I am for diversity of opinion, but if we don't believe in the basic
sacraments, we shouldn't go in and disrupt the services of those who do.

This is the Standard Upper Ontology Working Group.  Please again notice
the singular in the word "ontology".  The charter explicitly reinforces
that point as well:

http://suo.ieee.org/scopeAndPurpose.html
________________________________________________________________________
INTER-OPERABILITY: The standard will provide a basis for achieving
Inter-Operability among various software and database applications. 
1) Application developers can define new data elements in terms of a
common ontology, and thereby gain some degree of interoperability with
other conformant systems. 
2) Applications based on domain-specific ontologies that are compliant
with this standard will be able to interoperate (to some degree) by
virtue of the shared common terms and definitions. 
3) The SUO will play the role of a neutral interchange format whereby
owners of existing applications will be able to map existing data
elements just once to a common ontology. This provides a degree of
interoperability with other applications whose representations conform
to SUO. This entails the SUO being able to be mapped to more restricted
forms such as XML, database schema, or object oriented schema. 
________________________________________________________________________
_

It wouldn't make sense to interoperate in this way with multiple
competing ontologies.  You would need n^2 mapping axioms to link n
competing axioms for a given definition.  Or you could map all n
competing axioms into one interchange axiom, but them you end up
creating a single interchange ontology to link your competing
ontologies.  One way or another, scalable interoperability is best
supported by a single upper ontology.

It's really that simple.


> AND to provide support for their position!
> I have a few suggestions:
> 
> - Are not you confusing "content" with "form", i.e. an UPPER ontology
> should
> not contain anything SPECIFIC for
> any domain ("pet content"), only sort of "meta" ontological statements
> (think IFF ;-)

[ELP] Upper is about generality.  

The line you are quoting lends itself to some difficulty in
interpretation:

"An upper ontology is limited to concepts that are meta, generic,
abstract and philosophical, and therefore are general enough to address
(at a high level) a broad range of domain areas."

I might have said " meta, generic, abstract ***or*** philosophical".
You can be "generic" about your meta axioms, but I don't think that's
what the founding fathers/mothers meant.  And I've been told that "and"
linguistically means "or" sometimes.

> 
> - If you don't understand your ennemies you have no chances to defeat
> them,
> and obviously you have NO CLUE why, at least John Sowa and myself, are
> close
> to killing you on the unique ontology idea.
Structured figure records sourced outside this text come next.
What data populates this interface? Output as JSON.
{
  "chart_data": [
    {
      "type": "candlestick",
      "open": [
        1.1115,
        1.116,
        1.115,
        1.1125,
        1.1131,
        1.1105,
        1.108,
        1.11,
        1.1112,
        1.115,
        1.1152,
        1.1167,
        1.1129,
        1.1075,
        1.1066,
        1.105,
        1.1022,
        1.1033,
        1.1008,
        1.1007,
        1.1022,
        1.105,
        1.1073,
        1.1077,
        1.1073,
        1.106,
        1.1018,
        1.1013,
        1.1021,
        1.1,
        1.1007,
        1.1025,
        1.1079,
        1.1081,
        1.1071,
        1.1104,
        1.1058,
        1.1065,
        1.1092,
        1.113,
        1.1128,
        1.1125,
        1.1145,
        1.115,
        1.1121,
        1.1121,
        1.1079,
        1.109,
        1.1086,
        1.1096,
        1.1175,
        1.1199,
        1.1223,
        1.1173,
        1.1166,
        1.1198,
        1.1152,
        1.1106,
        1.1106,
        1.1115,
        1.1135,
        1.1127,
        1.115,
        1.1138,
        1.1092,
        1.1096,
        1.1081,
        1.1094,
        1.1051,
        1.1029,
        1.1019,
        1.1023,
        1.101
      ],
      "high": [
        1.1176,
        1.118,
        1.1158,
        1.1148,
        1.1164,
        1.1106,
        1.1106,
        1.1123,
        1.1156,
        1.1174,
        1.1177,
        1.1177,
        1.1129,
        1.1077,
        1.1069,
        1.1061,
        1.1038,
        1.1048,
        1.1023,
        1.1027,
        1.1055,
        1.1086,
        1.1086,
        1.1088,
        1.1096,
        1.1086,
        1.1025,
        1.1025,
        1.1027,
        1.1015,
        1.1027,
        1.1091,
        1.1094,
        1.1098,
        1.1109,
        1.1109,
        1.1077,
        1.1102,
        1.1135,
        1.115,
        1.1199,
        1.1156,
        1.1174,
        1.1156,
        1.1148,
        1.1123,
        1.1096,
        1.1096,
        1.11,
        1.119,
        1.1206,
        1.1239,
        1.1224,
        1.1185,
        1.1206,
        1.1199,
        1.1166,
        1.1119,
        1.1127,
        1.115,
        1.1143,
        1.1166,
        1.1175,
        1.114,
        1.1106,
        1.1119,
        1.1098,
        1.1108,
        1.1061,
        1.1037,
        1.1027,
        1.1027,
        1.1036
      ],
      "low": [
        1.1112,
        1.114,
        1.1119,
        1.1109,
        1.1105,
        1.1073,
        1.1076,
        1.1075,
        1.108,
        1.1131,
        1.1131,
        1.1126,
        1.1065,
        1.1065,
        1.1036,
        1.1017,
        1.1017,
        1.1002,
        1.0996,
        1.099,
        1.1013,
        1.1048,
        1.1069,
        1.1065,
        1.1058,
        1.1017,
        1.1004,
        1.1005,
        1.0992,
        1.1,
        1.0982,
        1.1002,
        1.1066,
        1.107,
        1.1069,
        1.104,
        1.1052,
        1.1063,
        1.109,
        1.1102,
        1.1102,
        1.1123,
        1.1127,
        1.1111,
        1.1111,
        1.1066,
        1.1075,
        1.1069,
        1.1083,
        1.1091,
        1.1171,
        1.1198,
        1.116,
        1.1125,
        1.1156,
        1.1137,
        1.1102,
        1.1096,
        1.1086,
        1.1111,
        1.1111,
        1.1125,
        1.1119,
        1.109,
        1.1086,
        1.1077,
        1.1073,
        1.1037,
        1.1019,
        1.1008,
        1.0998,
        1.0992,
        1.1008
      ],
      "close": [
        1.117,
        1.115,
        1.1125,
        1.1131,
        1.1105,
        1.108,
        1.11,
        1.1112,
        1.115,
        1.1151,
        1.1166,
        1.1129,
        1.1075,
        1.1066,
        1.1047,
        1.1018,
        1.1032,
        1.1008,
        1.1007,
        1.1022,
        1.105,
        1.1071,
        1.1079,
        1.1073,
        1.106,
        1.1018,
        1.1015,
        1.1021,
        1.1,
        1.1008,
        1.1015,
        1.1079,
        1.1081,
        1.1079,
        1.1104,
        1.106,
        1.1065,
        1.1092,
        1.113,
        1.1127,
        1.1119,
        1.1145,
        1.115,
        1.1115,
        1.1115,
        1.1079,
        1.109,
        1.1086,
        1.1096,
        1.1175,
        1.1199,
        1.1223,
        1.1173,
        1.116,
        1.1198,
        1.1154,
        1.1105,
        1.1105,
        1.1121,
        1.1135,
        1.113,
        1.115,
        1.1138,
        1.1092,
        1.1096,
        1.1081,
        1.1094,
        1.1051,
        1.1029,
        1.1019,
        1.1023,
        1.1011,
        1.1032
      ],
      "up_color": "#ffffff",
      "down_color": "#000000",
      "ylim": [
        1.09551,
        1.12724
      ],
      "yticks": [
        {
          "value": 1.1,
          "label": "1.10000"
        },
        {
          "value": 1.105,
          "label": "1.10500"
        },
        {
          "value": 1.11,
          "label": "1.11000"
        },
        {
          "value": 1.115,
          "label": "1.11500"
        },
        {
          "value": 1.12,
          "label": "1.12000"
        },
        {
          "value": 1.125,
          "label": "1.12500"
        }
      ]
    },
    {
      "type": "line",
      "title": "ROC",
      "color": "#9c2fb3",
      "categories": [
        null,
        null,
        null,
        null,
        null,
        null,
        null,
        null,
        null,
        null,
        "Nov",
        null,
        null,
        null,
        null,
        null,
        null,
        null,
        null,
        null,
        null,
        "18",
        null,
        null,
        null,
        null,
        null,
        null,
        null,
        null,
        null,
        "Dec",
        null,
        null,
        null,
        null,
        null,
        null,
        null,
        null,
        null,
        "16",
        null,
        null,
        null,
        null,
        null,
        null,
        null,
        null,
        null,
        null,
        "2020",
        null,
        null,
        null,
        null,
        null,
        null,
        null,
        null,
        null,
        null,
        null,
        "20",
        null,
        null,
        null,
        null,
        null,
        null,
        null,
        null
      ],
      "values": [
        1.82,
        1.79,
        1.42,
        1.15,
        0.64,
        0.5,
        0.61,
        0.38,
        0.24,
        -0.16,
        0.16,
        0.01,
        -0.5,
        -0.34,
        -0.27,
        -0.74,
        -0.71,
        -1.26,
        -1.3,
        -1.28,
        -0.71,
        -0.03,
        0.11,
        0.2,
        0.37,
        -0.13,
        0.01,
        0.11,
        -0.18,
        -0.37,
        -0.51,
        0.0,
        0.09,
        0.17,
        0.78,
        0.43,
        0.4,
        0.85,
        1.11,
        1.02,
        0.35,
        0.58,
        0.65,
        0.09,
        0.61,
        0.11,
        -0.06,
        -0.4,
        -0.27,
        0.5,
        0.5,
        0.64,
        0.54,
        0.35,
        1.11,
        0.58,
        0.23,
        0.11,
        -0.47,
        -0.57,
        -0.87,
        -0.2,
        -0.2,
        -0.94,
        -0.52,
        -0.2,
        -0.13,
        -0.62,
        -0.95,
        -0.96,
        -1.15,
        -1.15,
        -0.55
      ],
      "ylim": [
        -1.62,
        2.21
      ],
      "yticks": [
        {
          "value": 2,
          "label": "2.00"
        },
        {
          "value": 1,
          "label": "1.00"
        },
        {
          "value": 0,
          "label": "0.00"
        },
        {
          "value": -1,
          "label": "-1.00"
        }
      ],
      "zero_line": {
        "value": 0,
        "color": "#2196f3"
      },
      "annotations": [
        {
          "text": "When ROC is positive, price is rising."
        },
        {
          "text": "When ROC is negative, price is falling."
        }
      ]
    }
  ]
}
[ELP] John has been talking the "merging" talk recently.  He agreed with
my motion to state that merging into one ontology is the goal.  He even
called it a "restatement" of the charter.


> 
> 
> > Even if I could will us into unity, and we could garner the spare
time,
> > it would take five years of merging and creation, and another five
to
> > see it used and proven.
> 
> I am glad you are still optimistic, the "united SUO group" will bring
> success (at last) in 10 years and at very little cost, where the poor
> simpletons at
> Cyc failed (still with lots of PhDs, 20 years and $50 million), see:

[ELP] In the English lexicon, "simpleton" is a very derisive -
particularly when applied to intellectuals.  There are several Cycorp
employees on this list.  Are they excluded?

> 
> http://www.sciam.com/print_version.cfm?articleID=00063887-5C1E-1C6D-
> 84A9809EC588EF21
> 
> Which link you already did got from Bob Clarke's message
> http://groups.yahoo.com/group/semanticweb/message/1001
> but probably didn't bother to read.


[ELP] I didn't see notice such a link.  But link you gave me a while
back hadn't exactly soiled its shoes with the dirt of verity and reason.
Is this one better than the last one?